Put simply, politics is being conducted at the level of, say, the Jerry Springer Show, here and in many places (Brazil, much of Europe swept up in its own faux populists bashing minorities etc.).

Walter Lippmann was right (in his 1922 book, Public Opinion) when he said political reality is too complex for the masses to digest thoughtfully, and that confronted with it they descend to levels of idiocy that would make their input dangerous. He was WRONG to imagine that there would or should be an elite group of "experts" who socially engineer a relatively benign public consensus through think-tanks, media and the like. The more advanced media gets, the more we see educated "experts" and "pundits" happily feeding dumbed down sensationalism to the many eager consumers of idiocy.

The answer isn't Lippmann's "manufactured consensus" or the more sinister option of state-controlled media which is where all this is leading anyway. No, the educated journalists and "pundits" must stop putting idiots and their stunts online as well as on the front pages, essays and books where they are recycled and manipulated and distorted on Twitter, Facebook or whatever. When pols started getting Twitter accounts, I argued they should not have such accounts as "official" accounts. It would allow them to use legitimate government status and roles to disseminate bullshit at will. Sure enough, we got a lurid and obsessive Tweeter shortly thereafter in the WH. A president with an "official" Twitter account is like a modern-day equivalent of say Reagan or Clinton having their own TV Channels in the 80s or 90s plus having fan clubs (the equivalent of sympathetic "followers" online). Same idea.

Imagine a Reagan or Clinton skipping most press conferences in favor of controlling the flow of OFFICIAL information on TV shows they would produce themselves, and which would bear the imprimatur of the US Gov't. Unaccountable to even the press (which has become itself a Twitterized group of pundits each with their own fan-clubs and often TV shows or slots). The crass commercialization of the serious business of statecraft is really alarming when you stop and think how far it has sunk and how rapidly.

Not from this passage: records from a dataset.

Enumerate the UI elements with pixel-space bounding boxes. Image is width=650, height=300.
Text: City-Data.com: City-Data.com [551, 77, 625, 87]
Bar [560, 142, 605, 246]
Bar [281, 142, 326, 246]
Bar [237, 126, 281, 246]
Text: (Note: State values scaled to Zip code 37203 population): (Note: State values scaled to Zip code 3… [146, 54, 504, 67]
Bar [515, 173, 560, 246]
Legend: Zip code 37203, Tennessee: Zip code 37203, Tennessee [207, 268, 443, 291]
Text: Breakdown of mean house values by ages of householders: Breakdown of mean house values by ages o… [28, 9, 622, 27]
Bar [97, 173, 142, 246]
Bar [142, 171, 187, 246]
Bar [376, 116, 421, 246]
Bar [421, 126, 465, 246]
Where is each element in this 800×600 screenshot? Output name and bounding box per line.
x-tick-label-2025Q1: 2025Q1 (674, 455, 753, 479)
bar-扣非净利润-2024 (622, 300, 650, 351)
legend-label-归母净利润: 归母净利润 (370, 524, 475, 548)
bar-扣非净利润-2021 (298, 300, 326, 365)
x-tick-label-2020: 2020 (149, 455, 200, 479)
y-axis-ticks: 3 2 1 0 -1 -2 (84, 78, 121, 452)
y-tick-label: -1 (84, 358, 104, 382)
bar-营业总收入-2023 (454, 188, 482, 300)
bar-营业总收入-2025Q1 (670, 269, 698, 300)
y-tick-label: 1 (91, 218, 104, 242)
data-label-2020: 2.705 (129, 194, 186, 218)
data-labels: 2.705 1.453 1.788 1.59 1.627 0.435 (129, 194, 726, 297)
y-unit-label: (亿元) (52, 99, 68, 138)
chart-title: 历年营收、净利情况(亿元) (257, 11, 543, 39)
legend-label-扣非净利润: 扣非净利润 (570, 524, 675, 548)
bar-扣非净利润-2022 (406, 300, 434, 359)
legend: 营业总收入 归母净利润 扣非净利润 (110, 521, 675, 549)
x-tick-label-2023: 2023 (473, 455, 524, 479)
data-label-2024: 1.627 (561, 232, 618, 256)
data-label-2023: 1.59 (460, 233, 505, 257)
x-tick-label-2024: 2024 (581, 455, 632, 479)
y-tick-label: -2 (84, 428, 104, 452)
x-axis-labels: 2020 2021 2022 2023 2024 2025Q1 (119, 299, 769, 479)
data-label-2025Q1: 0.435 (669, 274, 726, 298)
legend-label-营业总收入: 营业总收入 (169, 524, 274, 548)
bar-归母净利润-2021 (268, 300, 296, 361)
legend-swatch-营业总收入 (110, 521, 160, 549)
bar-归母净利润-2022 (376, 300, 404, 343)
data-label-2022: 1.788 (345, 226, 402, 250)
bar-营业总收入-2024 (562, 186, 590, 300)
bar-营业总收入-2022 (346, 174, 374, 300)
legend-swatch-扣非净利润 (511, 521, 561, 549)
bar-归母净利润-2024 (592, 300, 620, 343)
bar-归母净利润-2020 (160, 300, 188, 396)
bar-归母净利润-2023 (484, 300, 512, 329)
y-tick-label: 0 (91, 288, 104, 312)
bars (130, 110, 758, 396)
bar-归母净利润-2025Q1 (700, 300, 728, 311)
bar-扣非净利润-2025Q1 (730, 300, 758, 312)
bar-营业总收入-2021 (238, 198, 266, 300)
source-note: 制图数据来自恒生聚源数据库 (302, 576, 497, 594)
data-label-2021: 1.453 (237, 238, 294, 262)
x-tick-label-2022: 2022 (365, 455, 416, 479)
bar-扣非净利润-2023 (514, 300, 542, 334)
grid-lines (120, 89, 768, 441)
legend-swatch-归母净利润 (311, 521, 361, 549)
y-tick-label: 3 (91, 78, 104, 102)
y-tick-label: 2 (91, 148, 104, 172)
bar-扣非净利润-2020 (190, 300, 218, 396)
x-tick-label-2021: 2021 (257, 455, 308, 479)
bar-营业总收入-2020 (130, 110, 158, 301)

In the same way, journalists have used their increasingly glamorous status (remember when almost all journos were just schlubs who had their gigs and were mostly unknown and invisible?) to tantalize hordes of entertainment hungry consumers with gossip and lurid bullshit (Palin, birtherism, meaningless scandals etc.) to sell themselves and their product. Had they not covered Bolsonaro's idiot-stunts so much, his candidacy and even his stabbing would not have been such gigantic media feeding frenzies. If CNN and MSNBC had not given Trump SO MUCH airtime to spout out his bullshit Birther claims, he might not have run. If he had run but the media had not used footage and discussions of him and his candidacy as a go-to staple of entertainment, his success in politics would have been, imo, far less likely.

As one Republican operative said, "If you treat politics like a game show, you might end up with an unhinged star from a game show in the White House."

A quote from a 2016 book by two social scientists that I've posted here about 20 or 30 times roughly echoes what Lippman intuitively understood in 1922:
“. . . . the typical citizen drops down to a lower level of mental performance as soon as he enters the political field. He argues and analyzes in a way which he would readily recognize as infantile within the sphere of his real interests. . . . cherished ideas and judgments we bring to politics are stereotypes and simplifications with little room for adjustment as the facts change. . . . . the real environment is altogether too big, too complex, and too fleeting for direct acquaintance. We are not equipped to deal with so much subtlety, so much variety, so many permutations and combinations. Although we have to act in that environment, we have to reconstruct it on a simpler model before we can manage it.”